In contrast to other portosystemic collateral pathways in portal hypertension patients, PPVA leads to a right-to-left shunt. Blackburn reported a case of the development of a large portal-pulmonary venous anastomosis after partial esophagogastrostomy in a patient with portal hypertension; this anastomosis played a significant role in the patient's death from cardiac failure (1). Additionally, PPVA is a potentially dangerous channel that can result in systemic arterial embolism. Ellman et al. reported two cases in which particles of Gelfoam used to embolize the coronary and short gastric veins passed into the systemic arterial circulation through a portopulmonary anastomosis and embolized in the brain, spleen and heart (2).
Although the observation of PPVA in subjects with portal hypertension is not very rare in postmortem and animal studies and even in contrast echocardiographic examinations (5–7), there have been only two cases in which CT findings and one case in which MRI findings identified portopulmonary anastomoses in portal hypertensive patients (3, 4). The present case demonstrated direct visualization of the shunt blood flow into the left atrium from the paraesophageal varix through the pulmonary vein using dynamic CT and MRA.
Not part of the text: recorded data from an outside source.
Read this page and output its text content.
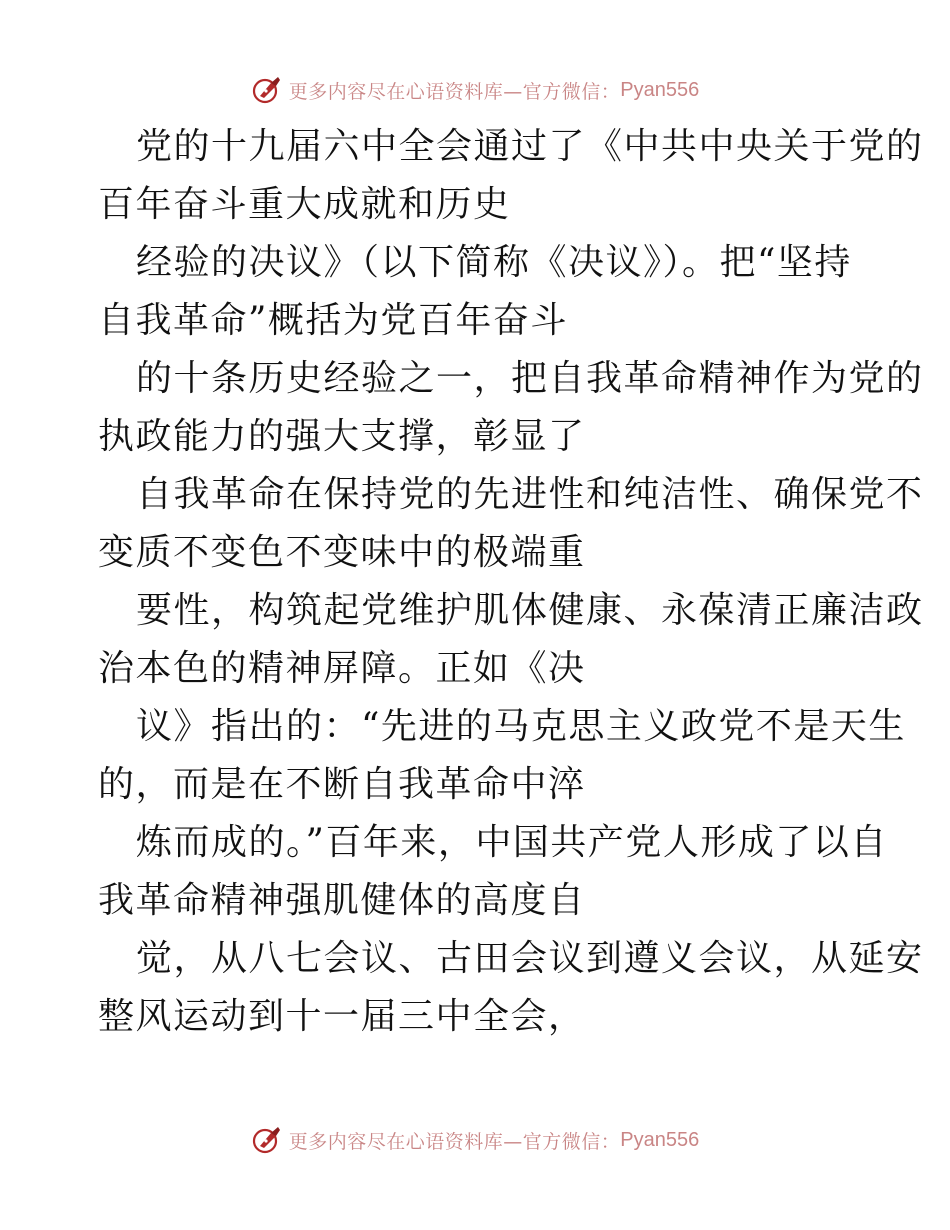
更多内容尽在心语资料库—官方微信： Pyan556
党的十九届六中全会通过了《中共中央关于党的
百年奋斗重大成就和历史
经验的决议》（以下简称《决议》）。把“坚持
自我革命”概括为党百年奋斗
的十条历史经验之一，把自我革命精神作为党的
执政能力的强大支撑，彰显了
自我革命在保持党的先进性和纯洁性、确保党不
变质不变色不变味中的极端重
要性，构筑起党维护肌体健康、永葆清正廉洁政
治本色的精神屏障。正如《决
议》指出的：“先进的马克思主义政党不是天生
的，而是在不断自我革命中淬
炼而成的。”百年来，中国共产党人形成了以自
我革命精神强肌健体的高度自
觉，从八七会议、古田会议到遵义会议，从延安
整风运动到十一届三中全会，
更多内容尽在心语资料库—官方微信： Pyan556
When the presence of an engorged pulmonary vein connected to a paraesophageal varix is noted on contrast-enhanced CT images, the presence of PPVA can be easily confirmed. In patients with PPVA, the early arterial phases of dynamic CT and MRA show intravascular low density or a low signal within the contrast-enhanced inferior pulmonary vein or the left atrium due to non-enhancing blood from the paraesophageal varix. Moreover, as in the present case, this shunt flow can be demonstrated as a jet-flow of high signal intensity within the dark blood-filled left atrium on the portal and delayed phase dynamic subtraction MRA, resulting from the contrast-filled blood originating from the paraesophageal varix, which emanates from the right inferior pulmonary vein into the left atrium.
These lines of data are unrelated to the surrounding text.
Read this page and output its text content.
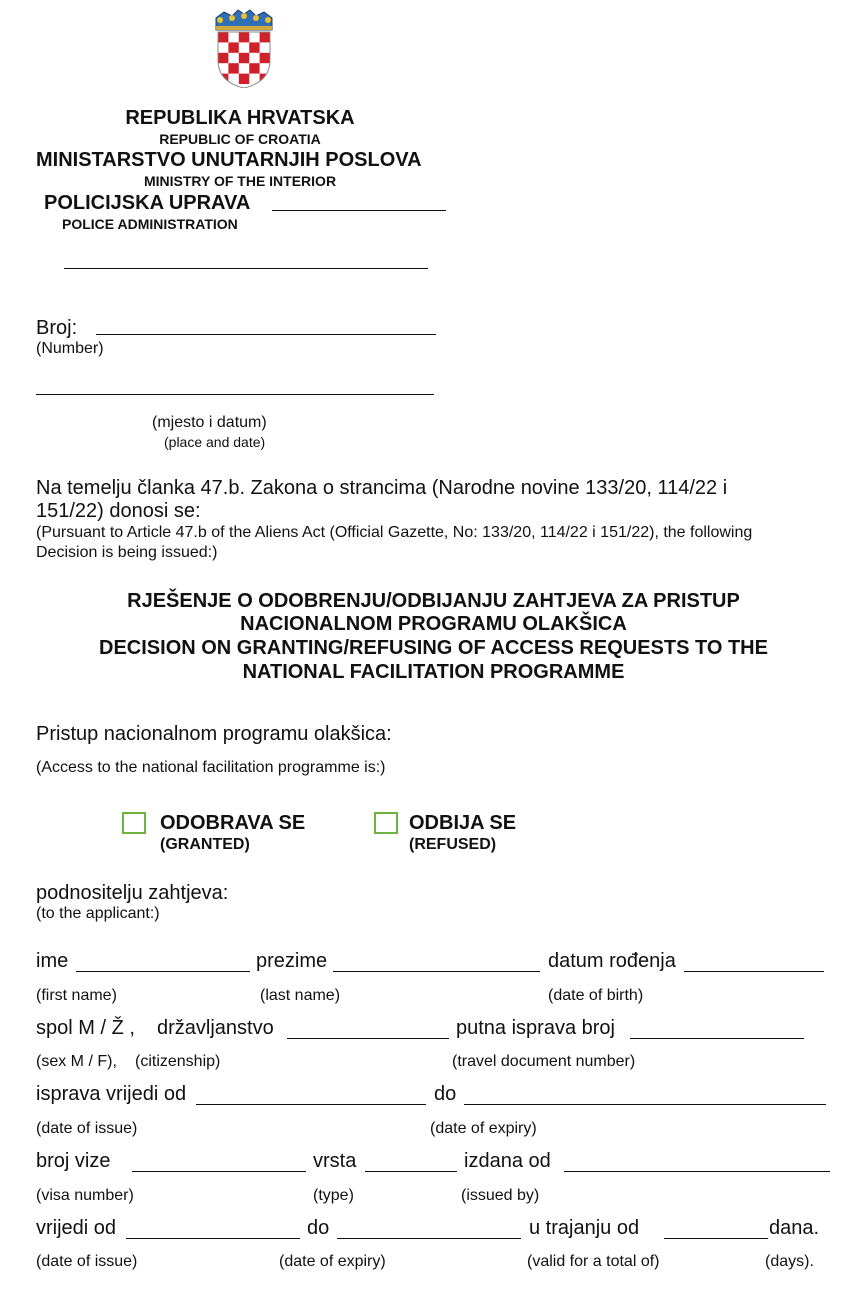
REPUBLIKA HRVATSKA
REPUBLIC OF CROATIA
MINISTARSTVO UNUTARNJIH POSLOVA
MINISTRY OF THE INTERIOR
POLICIJSKA UPRAVA
POLICE ADMINISTRATION
Broj:
(Number)
(mjesto i datum)
(place and date)
Na temelju članka 47.b. Zakona o strancima (Narodne novine 133/20, 114/22 i
151/22) donosi se:
(Pursuant to Article 47.b of the Aliens Act (Official Gazette, No: 133/20, 114/22 i 151/22), the following
Decision is being issued:)
RJEŠENJE O ODOBRENJU/ODBIJANJU ZAHTJEVA ZA PRISTUP
NACIONALNOM PROGRAMU OLAKŠICA
DECISION ON GRANTING/REFUSING OF ACCESS REQUESTS TO THE
NATIONAL FACILITATION PROGRAMME
Pristup nacionalnom programu olakšica:
(Access to the national facilitation programme is:)
ODOBRAVA SE
(GRANTED)
ODBIJA SE
(REFUSED)
podnositelju zahtjeva:
(to the applicant:)
ime	prezime	datum rođenja
(first name)	(last name)	(date of birth)
spol M / Ž , državljanstvo	putna isprava broj
(sex M / F), (citizenship)	(travel document number)
isprava vrijedi od	do
(date of issue)	(date of expiry)
broj vize	vrsta	izdana od
(visa number)	(type)	(issued by)
vrijedi od	do	u trajanju od	dana.
(date of issue)	(date of expiry)	(valid for a total of)	(days).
Generally, CTA may demonstrate more detailed anatomy than MRA. Therefore, the diagnostic performance of MRA may be inferior for the detection of small PPVA. However, Lee et al. recently reported that both CTA and MRA can provide a complete evaluation of the hepatic vascular anatomy in living donor candidates (8). The continuing technological development of MRA, such as increased gradient strength, surface coils with better sensitivity, and parallel imaging, may provide improved diagnostic value with the benefit of flow directional information and no radiation exposure.
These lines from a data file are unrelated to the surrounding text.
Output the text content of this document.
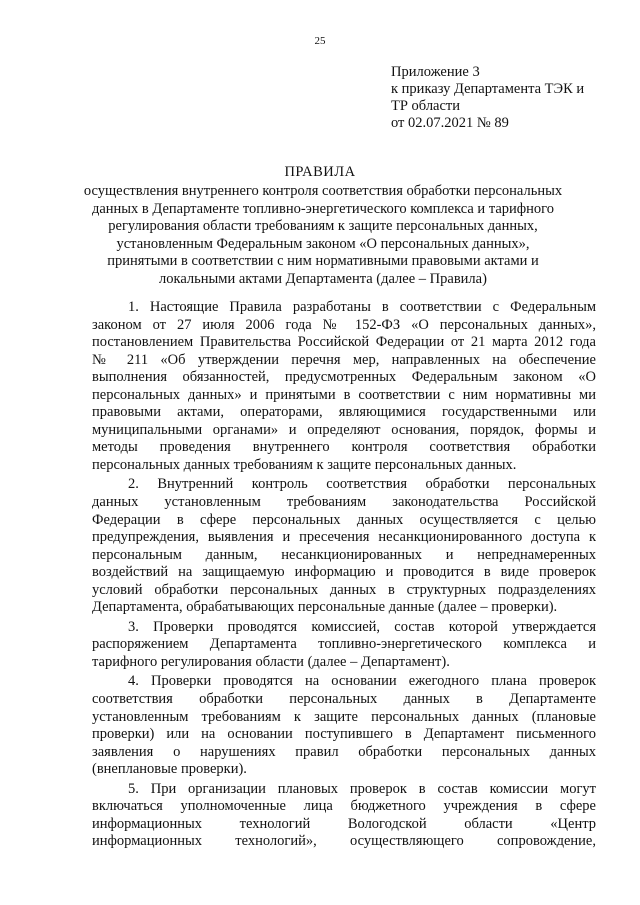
25
Приложение 3
к приказу Департамента ТЭК и
ТР области
от 02.07.2021 № 89
ПРАВИЛА
осуществления внутреннего контроля соответствия обработки персональных
данных в Департаменте топливно-энергетического комплекса и тарифного
регулирования области требованиям к защите персональных данных,
установленным Федеральным законом «О персональных данных»,
принятыми в соответствии с ним нормативными правовыми актами и
локальными актами Департамента (далее – Правила)
1. Настоящие Правила разработаны в соответствии с Федеральным
законом от 27 июля 2006 года № 152-ФЗ «О персональных данных»,
постановлением Правительства Российской Федерации от 21 марта 2012 года
№ 211 «Об утверждении перечня мер, направленных на обеспечение
выполнения обязанностей, предусмотренных Федеральным законом «О
персональных данных» и принятыми в соответствии с ним нормативны ми
правовыми актами, операторами, являющимися государственными или
муниципальными органами» и определяют основания, порядок, формы и
методы проведения внутреннего контроля соответствия обработки
персональных данных требованиям к защите персональных данных.
2. Внутренний контроль соответствия обработки персональных
данных установленным требованиям законодательства Российской
Федерации в сфере персональных данных осуществляется с целью
предупреждения, выявления и пресечения несанкционированного доступа к
персональным данным, несанкционированных и непреднамеренных
воздействий на защищаемую информацию и проводится в виде проверок
условий обработки персональных данных в структурных подразделениях
Департамента, обрабатывающих персональные данные (далее – проверки).
3. Проверки проводятся комиссией, состав которой утверждается
распоряжением Департамента топливно-энергетического комплекса и
тарифного регулирования области (далее – Департамент).
4. Проверки проводятся на основании ежегодного плана проверок
соответствия обработки персональных данных в Департаменте
установленным требованиям к защите персональных данных (плановые
проверки) или на основании поступившего в Департамент письменного
заявления о нарушениях правил обработки персональных данных
(внеплановые проверки).
5. При организации плановых проверок в состав комиссии могут
включаться уполномоченные лица бюджетного учреждения в сфере
информационных технологий Вологодской области «Центр
информационных технологий», осуществляющего сопровождение,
Although portopulmonary shunt via PPVA has been rarely reported in CT and MR studies, it has clinical implications related to right-to-left shunt that are different from the clinical implications related to other portosystemic shunts. Therefore, the existence of PPVA should be determined during the interpretation of routine CT and MR images in patients with liver cirrhosis or portal hypertension.